Mexico on Sept. 30 extradited 13 people to the United States—including two accused drug lords and several suspects in two high-profile attacks on US citizens. One was the 2011 deadly ambush of US immigration agents in San Luis Potosí state; the other the previous year's killing of US consulate workers in Ciudad Juárez. The two accused kingpins were Edgar Valdez Villarreal AKA "La Barbie" of the Beltran- Leyva Organization and Jorge Costilla Sánchez AKA "El Coss" of Los Zetas. The US Justice Department hyped the extraditions as signaling a new binational coordination following a June meeting between US Attorney General Loretta Lynch and her Mexican counterpart, Arely Gómez. As AP noted, extraditions had fallen dramatically since 2012, the final year of President Felipe Calderón's term, when Mexico sent 115 people to face criminal charges in the US. Under President Enrique Peña Nieto, the number dropped to just 66 last year. (AP, Sept. 30)

Mexico: protesters mobilize on massacre anniversary

On Sept. 26—one year anniversary of the disappearance of 43 students in Mexico's southern state of Guerrero—thousands of protesters filled the streets of Mexico City.
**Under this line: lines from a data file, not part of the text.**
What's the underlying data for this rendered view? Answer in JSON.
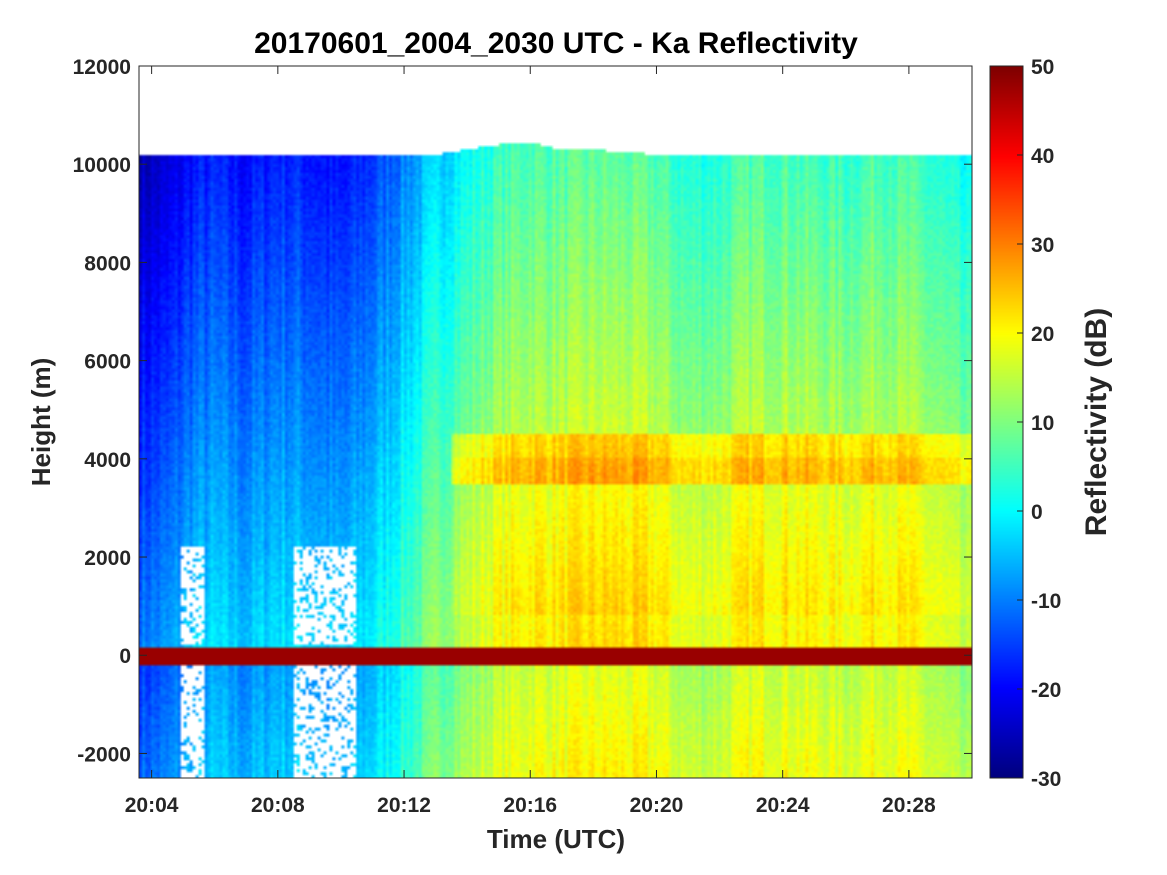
{
  "chart_data": {
    "type": "heatmap",
    "title": "20170601_2004_2030 UTC - Ka Reflectivity",
    "xlabel": "Time (UTC)",
    "ylabel": "Height (m)",
    "colorbar_label": "Reflectivity (dB)",
    "x_tick_labels": [
      "20:04",
      "20:08",
      "20:12",
      "20:16",
      "20:20",
      "20:24",
      "20:28"
    ],
    "x_ticks_min": [
      4,
      8,
      12,
      16,
      20,
      24,
      28
    ],
    "xlim_min": [
      3.6,
      30.0
    ],
    "y_ticks": [
      -2000,
      0,
      2000,
      4000,
      6000,
      8000,
      10000,
      12000
    ],
    "ylim": [
      -2500,
      12000
    ],
    "colorbar_ticks": [
      -30,
      -20,
      -10,
      0,
      10,
      20,
      30,
      40,
      50
    ],
    "clim": [
      -30,
      50
    ],
    "colormap": "jet",
    "data_top_height": 10200,
    "surface_return_height": 0,
    "melting_layer_height": 4000,
    "time_profile": [
      {
        "t": 3.6,
        "z": -12,
        "top": 10200,
        "gap": false
      },
      {
        "t": 4.5,
        "z": -10,
        "top": 10200,
        "gap": false
      },
      {
        "t": 5.3,
        "z": -5,
        "top": 10200,
        "gap": true
      },
      {
        "t": 6.0,
        "z": -4,
        "top": 10200,
        "gap": false
      },
      {
        "t": 7.0,
        "z": -6,
        "top": 10200,
        "gap": false
      },
      {
        "t": 8.0,
        "z": -3,
        "top": 10200,
        "gap": false
      },
      {
        "t": 9.0,
        "z": -4,
        "top": 10200,
        "gap": true
      },
      {
        "t": 10.0,
        "z": -6,
        "top": 10200,
        "gap": true
      },
      {
        "t": 11.0,
        "z": -2,
        "top": 10200,
        "gap": false
      },
      {
        "t": 12.0,
        "z": 4,
        "top": 10200,
        "gap": false
      },
      {
        "t": 13.0,
        "z": 10,
        "top": 10200,
        "gap": false
      },
      {
        "t": 14.0,
        "z": 14,
        "top": 10300,
        "gap": false
      },
      {
        "t": 15.0,
        "z": 18,
        "top": 10400,
        "gap": false
      },
      {
        "t": 16.0,
        "z": 20,
        "top": 10450,
        "gap": false
      },
      {
        "t": 17.0,
        "z": 20,
        "top": 10300,
        "gap": false
      },
      {
        "t": 18.0,
        "z": 21,
        "top": 10300,
        "gap": false
      },
      {
        "t": 19.0,
        "z": 21,
        "top": 10250,
        "gap": false
      },
      {
        "t": 20.0,
        "z": 20,
        "top": 10200,
        "gap": false
      },
      {
        "t": 21.0,
        "z": 16,
        "top": 10200,
        "gap": false
      },
      {
        "t": 22.0,
        "z": 17,
        "top": 10200,
        "gap": false
      },
      {
        "t": 23.0,
        "z": 20,
        "top": 10200,
        "gap": false
      },
      {
        "t": 24.0,
        "z": 20,
        "top": 10200,
        "gap": false
      },
      {
        "t": 25.0,
        "z": 19,
        "top": 10200,
        "gap": false
      },
      {
        "t": 26.0,
        "z": 18,
        "top": 10200,
        "gap": false
      },
      {
        "t": 27.0,
        "z": 20,
        "top": 10200,
        "gap": false
      },
      {
        "t": 28.0,
        "z": 19,
        "top": 10200,
        "gap": false
      },
      {
        "t": 29.0,
        "z": 16,
        "top": 10200,
        "gap": false
      },
      {
        "t": 30.0,
        "z": 12,
        "top": 10200,
        "gap": false
      }
    ]
  }
}
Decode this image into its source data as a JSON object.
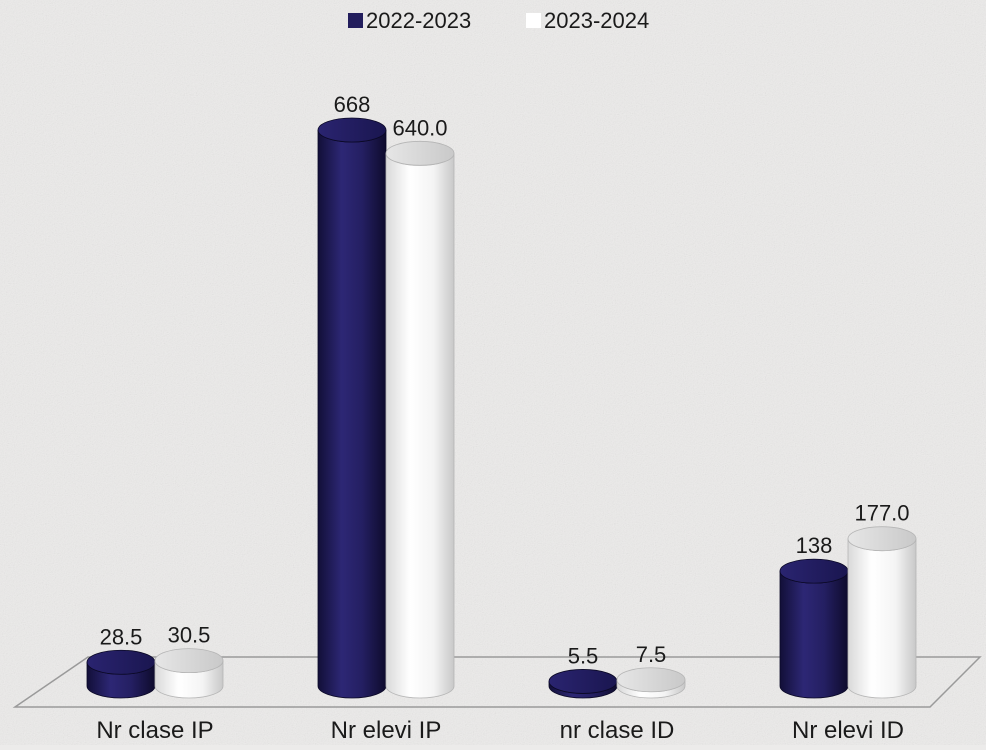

The march, led by parents of the missing students, made its way from Los Pinos, the presidential residence, to the Zócalo, the capital's massive central square. Protests were also held in Iguala, Guerrero, where the 43 students from a teachers' college in nearby Ayotzinapa were abducted one year ago. Many carried mass-produced placards that read "Ni un desaparecido más, Ni un muerto más—¡¡Fuera Peña Nieto!!"—"Not one more disappearance, not one more death—Out with Peña Nieto!!" The administration of President Enrique Peña Nieto is under growing pressure in the case. There have now been 110 arrests of members of the Guerreros Unidos narco-gang, named by the government as responsible in the mass abduction. But there have been no convictions. The government says the students were massacred by the drug gang, and claims two sets of remains have been identified. But survivors, activists and rights observers say the official story doesn't hold water.

Mexico: more holes in missing students case

Mexico's Prosecutor General Arely Gómez González announced Sept. 16 that forensic experts have identified the remains of a second victim in the case of the 43 missing students. Human remains found in plastic bags dredged from the Río San Juan in Guerrero state are said to be those of missing student Jhosivani Guerrero de la Cruz. The identification was made by Austrian forensic experts from Innsbruck Medical University, who had earlier identified one other student based on a bone fragment. But the announcement came amid new controversy, as an Argentine forensic team working on the case called the identification of the second set of remains "weak and not definitive." The Argentine Forensic Anthropology Team (EAAF) made the announcement after meeting with the parents of Jhosivani Guerrero two days after the Prosecutor General's announcement.